Schattenblick →INFOPOOL →BÜRGER/GESELLSCHAFT → FIAN

AKTION/124: Indien - Umsetzung des Kinderentwicklungsservice ICDS in Jalalpur, Uttar Pradesh (FoodFirst)


FoodFirst Nr. 2/2010
FIAN-Magazin für die wirtschaftlichen, sozialen und kulturellen Menschenrechte

FIAN-Eilaktion 1004 UIND von 2010 - Asien

Indien: Weiterhin keine ICDS-Umsetzung in Jalalpur, Uttar Pradesh


Sechzehn Prozent der indischen Bevölkerung sind unter sechs Jahre alt und jedes zweite Kind ist untergewichtig. Im Bundesstaat Uttar Pradesh sind nach Angaben des SRS (Sample Registration Service, Statistisches Bundesamt) 47 Prozent der Kinder unter drei Jahren untergewichtig. Der 1975 in Indien gegründete integrierte Kinderentwicklungsservice (ICDS) ist das größte nationale Programm zur Unterstützung der Gesundheits- und Ernährungsversorgung von Kindern unter sechs Jahren. Sein Ziel ist es, Babies und Kleinkinder mit einem integrierten Programm aus zusätzlicher Nahrungsversorgung, Gesundheitsfürsorge und Vorschulerziehung zu unterstützen. Da die Bedürfnisse eines Kindes nicht getrennt von denjenigen der Mutter gesehen werden können, wendet sich das Programm auch an junge Frauen, Schwangere und stillende Mütter.

Die ICDS-Leistungen werden über ein groß angelegtes Netzwerk von ICDS-Zentren, den so genannten Angawadis (AWC), umgesetzt. Der Staat ist verpflichtet, für jedes Dorf mit mindestens 40 Kindern ein AWC bereitzustellen. Die zusätzliche Nahrungsversorgung wird derzeit auf der Basis von Getreide bereitgestellt, das jedoch den Eiweiß- und Vitaminbedarf von Kindern und jungen Frauen nicht abdeckt. Dieses Zusatzernährungsprogramm (Supplementary Nutrition Programme) ist jedoch eine der wesentlichen ICDS-Leistungen und soll Kinder im Alter von sechs Monaten bis sechs Jahren, Schwangere und stillende Mütter mit gesunder Nahrung versorgen. Familien, die unterhalb der Armutsgrenze leben, werden dabei vorrangig versorgt.

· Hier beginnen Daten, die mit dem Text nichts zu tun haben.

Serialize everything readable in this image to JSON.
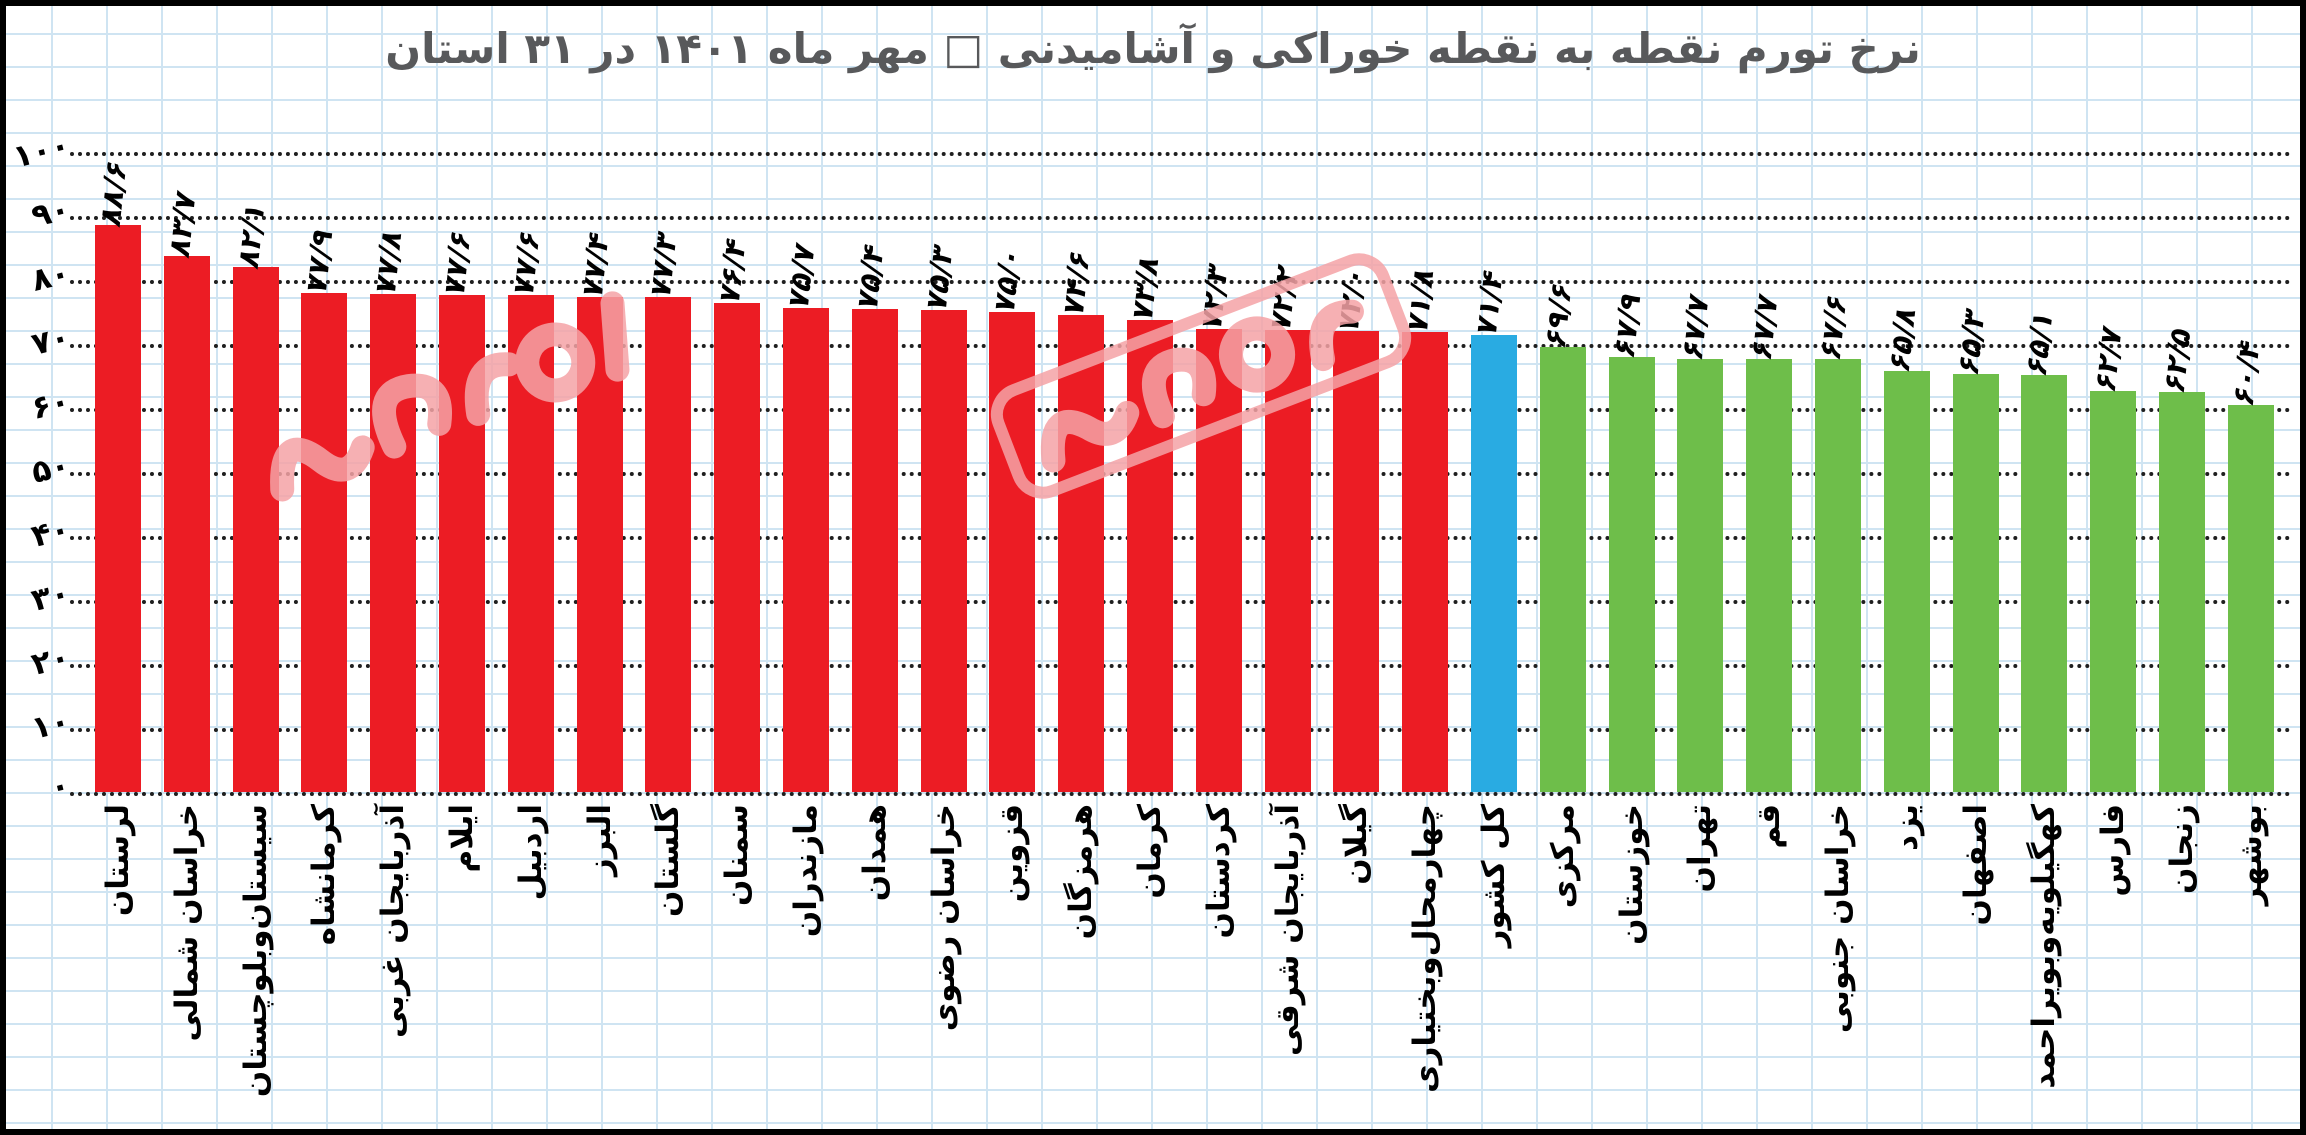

Obwohl das ICDS-Programm schon seit über 30 Jahren existiert, ist die Anzahl der unterernährten Kinder weiterhin sehr hoch. In vielen Gegenden, insbesondere in Slums und ländlichen Gebieten, gibt es immer noch Kinder, die von diesem Förderprogramm nicht erreicht werden. In Jalalpur ist dies der Fall. Das Dorf Jalalpur liegt im Lakhimpur Distrikt in Uttar Pradesh. Dort leben etwa 300 Familien, die meisten von ihnen Angehörige der Dalit-Kaste. Hauptnahrungsmittel des Dorfes ist Reis, der weder Eiweiß noch Vitamine liefert. Im Dorf leben etwa 100 Kinder, aber es gibt weder ein AWC noch eine Schule, obwohl der Staat verpflichtet ist, für jede Ansiedlung mit mindestens 40 Kindern ein AWC bereitzustellen.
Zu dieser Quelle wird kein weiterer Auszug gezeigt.